Tetration is an analytics platform that provides deep visibility into data center and cloud infrastructure operational information. Here’s a description from Network World’s story on Tetration:

The platform, Cisco Tetration Analytics gathers information from hardware and software sensors and analyzes the information using big data analytics and machine learning to offer IT managers a deeper understanding of their data center resources. The system will dramatically simplify operational reliability, application migrations to SDN and the cloud as well as security monitoring.

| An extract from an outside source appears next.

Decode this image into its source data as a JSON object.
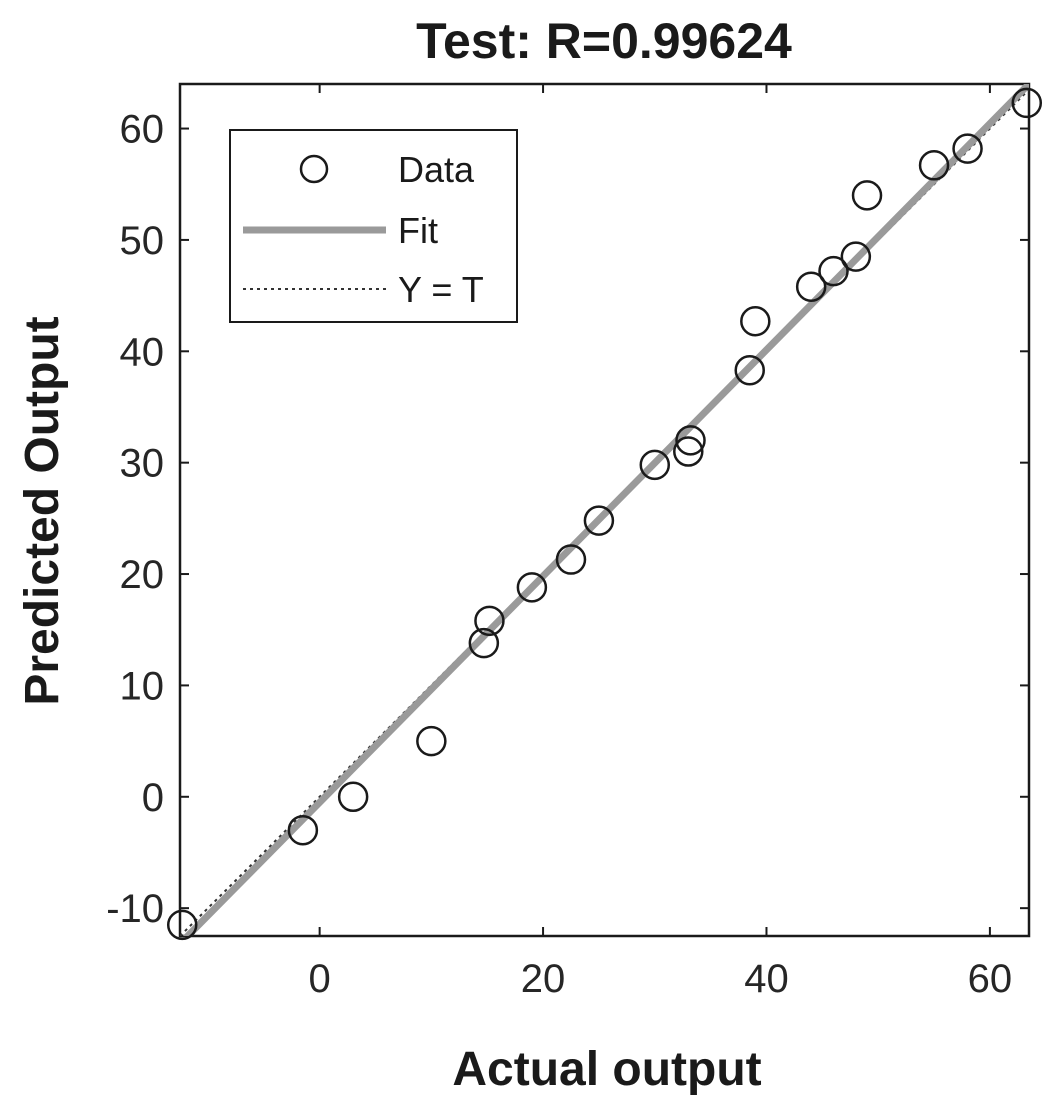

+MORE AT NETWORK WORLD: The time is right for Cisco to jump into analytics | First look at Tetration +

But what’s under the hood of Tetration Below are some of the components used to build the product (by the way, the word Tetration is a mathematical term used to indicate very large numbers):

Apache Spark

Apache Spark is an engine for large-scale data processing. To understand what Spark is, it’s helpful to understand the basics of Hadoop. Hadoop has two main components: the Hadoop Distributed File System (HDFS), which is the storage layer and MapReduce, which is the analytics and compute layer. Spark was developed as an alternative to MapReduce as an in-memory cluster processing platform that can deliver up to 100x faster response times compared to MapReduce for some applications. A key feature for Spark is that programs can load data into Spark’s cluster memory system and be queried repeatedly, making it an ideal platform for machine learning and artificial intelligence applications.

Kakfa

Kakfa is an Apache publish-subscribe messaging platform used in big data analytics programs. Kakfa is meant to serve as the “central data backbone” for programs and can handle hundreds of reads and writes per second from thousands of clients. “Data streams are partitioned and spread over a cluster of machines to allow data streams larger than the capability of any single machine and to allow clusters of co-ordinated consumers,” according to the Apache Kafka description.

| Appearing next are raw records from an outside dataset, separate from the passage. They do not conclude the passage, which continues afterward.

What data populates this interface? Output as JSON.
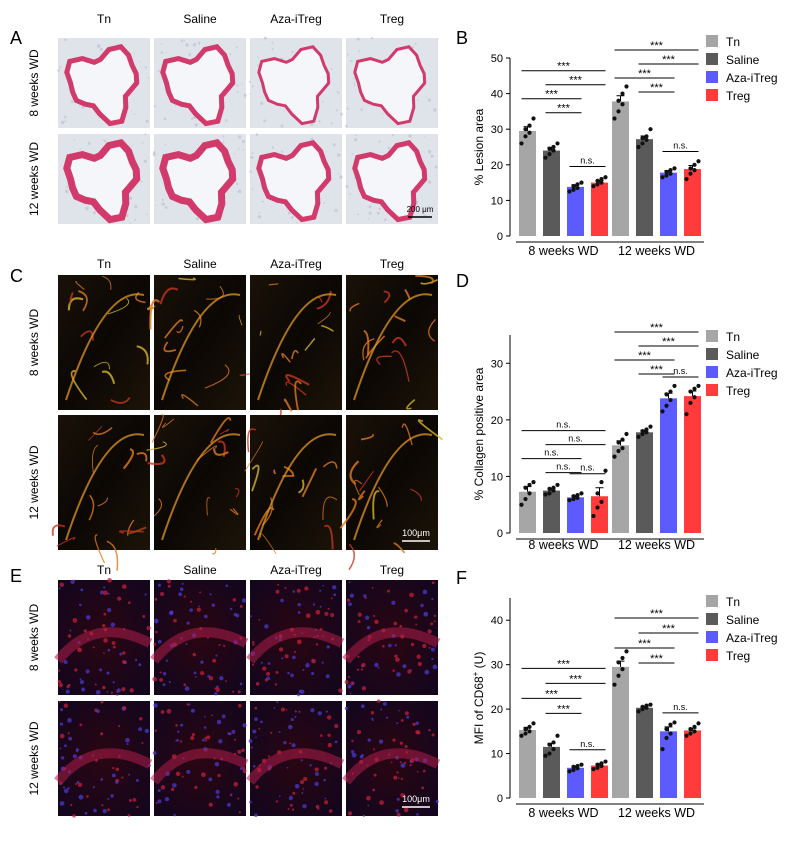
{
  "colors": {
    "Tn": "#a6a6a6",
    "Saline": "#5a5a5a",
    "Aza-iTreg": "#5b5bff",
    "Treg": "#ff3b3b"
  },
  "micrographs": [
    {
      "panel": "A",
      "columns": [
        "Tn",
        "Saline",
        "Aza-iTreg",
        "Treg"
      ],
      "rows": [
        "8 weeks WD",
        "12 weeks WD"
      ],
      "stain": "oil-red-o",
      "scale_bar": "200 μm"
    },
    {
      "panel": "C",
      "columns": [
        "Tn",
        "Saline",
        "Aza-iTreg",
        "Treg"
      ],
      "rows": [
        "8 weeks WD",
        "12 weeks WD"
      ],
      "stain": "picrosirius",
      "scale_bar": "100μm"
    },
    {
      "panel": "E",
      "columns": [
        "Tn",
        "Saline",
        "Aza-iTreg",
        "Treg"
      ],
      "rows": [
        "8 weeks WD",
        "12 weeks WD"
      ],
      "stain": "cd68-if",
      "scale_bar": "100μm"
    }
  ],
  "chart_data": [
    {
      "panel": "B",
      "type": "bar",
      "ylabel": "% Lesion area",
      "ylim": [
        0,
        50
      ],
      "yticks": [
        0,
        10,
        20,
        30,
        40,
        50
      ],
      "groups": [
        "8 weeks WD",
        "12 weeks WD"
      ],
      "series": [
        {
          "name": "Tn",
          "values": [
            29.5,
            37.8
          ],
          "err": [
            1.2,
            1.6
          ],
          "points": [
            [
              26,
              28,
              29,
              30,
              31,
              33
            ],
            [
              33,
              35,
              37,
              38,
              40,
              42
            ]
          ]
        },
        {
          "name": "Saline",
          "values": [
            24.0,
            27.2
          ],
          "err": [
            0.9,
            0.9
          ],
          "points": [
            [
              22,
              23,
              24,
              24.5,
              25,
              26
            ],
            [
              25,
              26,
              27,
              27.5,
              28,
              30
            ]
          ]
        },
        {
          "name": "Aza-iTreg",
          "values": [
            13.8,
            17.8
          ],
          "err": [
            0.6,
            0.6
          ],
          "points": [
            [
              12.5,
              13,
              13.5,
              14,
              14.5,
              15
            ],
            [
              16.5,
              17,
              17.5,
              18,
              18.5,
              19
            ]
          ]
        },
        {
          "name": "Treg",
          "values": [
            15.0,
            18.8
          ],
          "err": [
            0.6,
            1.0
          ],
          "points": [
            [
              14,
              14.5,
              15,
              15.5,
              16,
              16.5
            ],
            [
              16,
              17.5,
              18.5,
              19,
              20,
              21
            ]
          ]
        }
      ],
      "comparisons": [
        {
          "group": 0,
          "from": 0,
          "to": 3,
          "label": "***"
        },
        {
          "group": 0,
          "from": 1,
          "to": 3,
          "label": "***"
        },
        {
          "group": 0,
          "from": 0,
          "to": 2,
          "label": "***"
        },
        {
          "group": 0,
          "from": 1,
          "to": 2,
          "label": "***"
        },
        {
          "group": 0,
          "from": 2,
          "to": 3,
          "label": "n.s."
        },
        {
          "group": 1,
          "from": 0,
          "to": 3,
          "label": "***"
        },
        {
          "group": 1,
          "from": 1,
          "to": 3,
          "label": "***"
        },
        {
          "group": 1,
          "from": 0,
          "to": 2,
          "label": "***"
        },
        {
          "group": 1,
          "from": 1,
          "to": 2,
          "label": "***"
        },
        {
          "group": 1,
          "from": 2,
          "to": 3,
          "label": "n.s."
        }
      ]
    },
    {
      "panel": "D",
      "type": "bar",
      "ylabel": "% Collagen positive area",
      "ylim": [
        0,
        35
      ],
      "yticks": [
        0,
        10,
        20,
        30
      ],
      "groups": [
        "8 weeks WD",
        "12 weeks WD"
      ],
      "series": [
        {
          "name": "Tn",
          "values": [
            7.3,
            15.5
          ],
          "err": [
            0.9,
            0.8
          ],
          "points": [
            [
              5,
              6,
              7,
              8,
              8.5,
              9
            ],
            [
              13.5,
              14.5,
              15,
              16,
              16.5,
              17.5
            ]
          ]
        },
        {
          "name": "Saline",
          "values": [
            7.5,
            17.8
          ],
          "err": [
            0.4,
            0.4
          ],
          "points": [
            [
              6.8,
              7,
              7.5,
              7.8,
              8,
              8.5
            ],
            [
              17,
              17.5,
              17.8,
              18,
              18.3,
              18.8
            ]
          ]
        },
        {
          "name": "Aza-iTreg",
          "values": [
            6.3,
            23.8
          ],
          "err": [
            0.3,
            0.9
          ],
          "points": [
            [
              5.8,
              6,
              6.2,
              6.5,
              6.7,
              7
            ],
            [
              21.5,
              22.5,
              23.5,
              24.5,
              25,
              26
            ]
          ]
        },
        {
          "name": "Treg",
          "values": [
            6.5,
            24.2
          ],
          "err": [
            1.5,
            0.9
          ],
          "points": [
            [
              3,
              4.5,
              5.5,
              7,
              9,
              11
            ],
            [
              21,
              23,
              24,
              25,
              25.5,
              26
            ]
          ]
        }
      ],
      "comparisons": [
        {
          "group": 0,
          "from": 0,
          "to": 3,
          "label": "n.s."
        },
        {
          "group": 0,
          "from": 1,
          "to": 3,
          "label": "n.s."
        },
        {
          "group": 0,
          "from": 0,
          "to": 2,
          "label": "n.s."
        },
        {
          "group": 0,
          "from": 1,
          "to": 2,
          "label": "n.s."
        },
        {
          "group": 0,
          "from": 2,
          "to": 3,
          "label": "n.s."
        },
        {
          "group": 1,
          "from": 0,
          "to": 3,
          "label": "***"
        },
        {
          "group": 1,
          "from": 1,
          "to": 3,
          "label": "***"
        },
        {
          "group": 1,
          "from": 0,
          "to": 2,
          "label": "***"
        },
        {
          "group": 1,
          "from": 1,
          "to": 2,
          "label": "***"
        },
        {
          "group": 1,
          "from": 2,
          "to": 3,
          "label": "n.s."
        }
      ]
    },
    {
      "panel": "F",
      "type": "bar",
      "ylabel_main": "MFI of CD68",
      "ylabel_sup": "+",
      "ylabel_tail": " (U)",
      "ylim": [
        0,
        45
      ],
      "yticks": [
        0,
        10,
        20,
        30,
        40
      ],
      "groups": [
        "8 weeks WD",
        "12 weeks WD"
      ],
      "series": [
        {
          "name": "Tn",
          "values": [
            15.3,
            29.5
          ],
          "err": [
            0.6,
            1.3
          ],
          "points": [
            [
              14,
              14.5,
              15,
              15.5,
              16,
              16.8
            ],
            [
              25.5,
              27.5,
              29,
              30.5,
              31.5,
              33
            ]
          ]
        },
        {
          "name": "Saline",
          "values": [
            11.5,
            20.3
          ],
          "err": [
            0.8,
            0.3
          ],
          "points": [
            [
              9.5,
              10,
              11,
              12,
              12.5,
              14
            ],
            [
              19.5,
              20,
              20.3,
              20.5,
              20.8,
              21
            ]
          ]
        },
        {
          "name": "Aza-iTreg",
          "values": [
            6.8,
            15.0
          ],
          "err": [
            0.4,
            1.0
          ],
          "points": [
            [
              6,
              6.3,
              6.7,
              7,
              7.2,
              7.5
            ],
            [
              11,
              13.5,
              14.5,
              15.5,
              16.5,
              17
            ]
          ]
        },
        {
          "name": "Treg",
          "values": [
            7.3,
            15.2
          ],
          "err": [
            0.4,
            0.5
          ],
          "points": [
            [
              6.5,
              6.8,
              7.2,
              7.5,
              7.8,
              8.2
            ],
            [
              14,
              14.5,
              15,
              15.5,
              16,
              16.8
            ]
          ]
        }
      ],
      "comparisons": [
        {
          "group": 0,
          "from": 0,
          "to": 3,
          "label": "***"
        },
        {
          "group": 0,
          "from": 1,
          "to": 3,
          "label": "***"
        },
        {
          "group": 0,
          "from": 0,
          "to": 2,
          "label": "***"
        },
        {
          "group": 0,
          "from": 1,
          "to": 2,
          "label": "***"
        },
        {
          "group": 0,
          "from": 2,
          "to": 3,
          "label": "n.s."
        },
        {
          "group": 1,
          "from": 0,
          "to": 3,
          "label": "***"
        },
        {
          "group": 1,
          "from": 1,
          "to": 3,
          "label": "***"
        },
        {
          "group": 1,
          "from": 0,
          "to": 2,
          "label": "***"
        },
        {
          "group": 1,
          "from": 1,
          "to": 2,
          "label": "***"
        },
        {
          "group": 1,
          "from": 2,
          "to": 3,
          "label": "n.s."
        }
      ]
    }
  ]
}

Messages are persisted on disk and replicated within the cluster to prevent data loss. Each broker can handle terabytes of messages without performance impact, according to Apache.

Druid

While Cisco used Spark and Kafka for data processing and messaging, Tetration engineers also used Druid as a column-oriented distributed data storage system. “Druid provides low latency (real-time) data ingestion, flexible data exploration, and fast data aggregation,” according to Apache’s Druid description, noting that existing Druid deployments have scaled to managing trillions of events and petabytes of data.

Secret Sauce

While these were the major open source components Cisco used to create Tetration, the company also developed customized software to link it all together. “Some critical new components we wrote because there’s no equivalent in the open source domain or they have not been open sourced,” a Cisco spokesperson wrote in an email. The company indicated this was most of the case in the machine learning aspects of the product. “Naturally we need to keep private the smart algorithms where a lot of the magic and differentiation occur.”

Hardware components

Running all this software is a powerful combination of servers and switches. Cisco says Tetration comes with 36 1RU Cisco UCS C220 Rack Servers and three Cisco Nexus 9372PQ Switches to provide connectivity to the servers. Tetration uses smart memory and storage hierarchy management, along with DRAMs, flash storage and spinning disks to optimize the performance of real-time data and keep relevant existing data.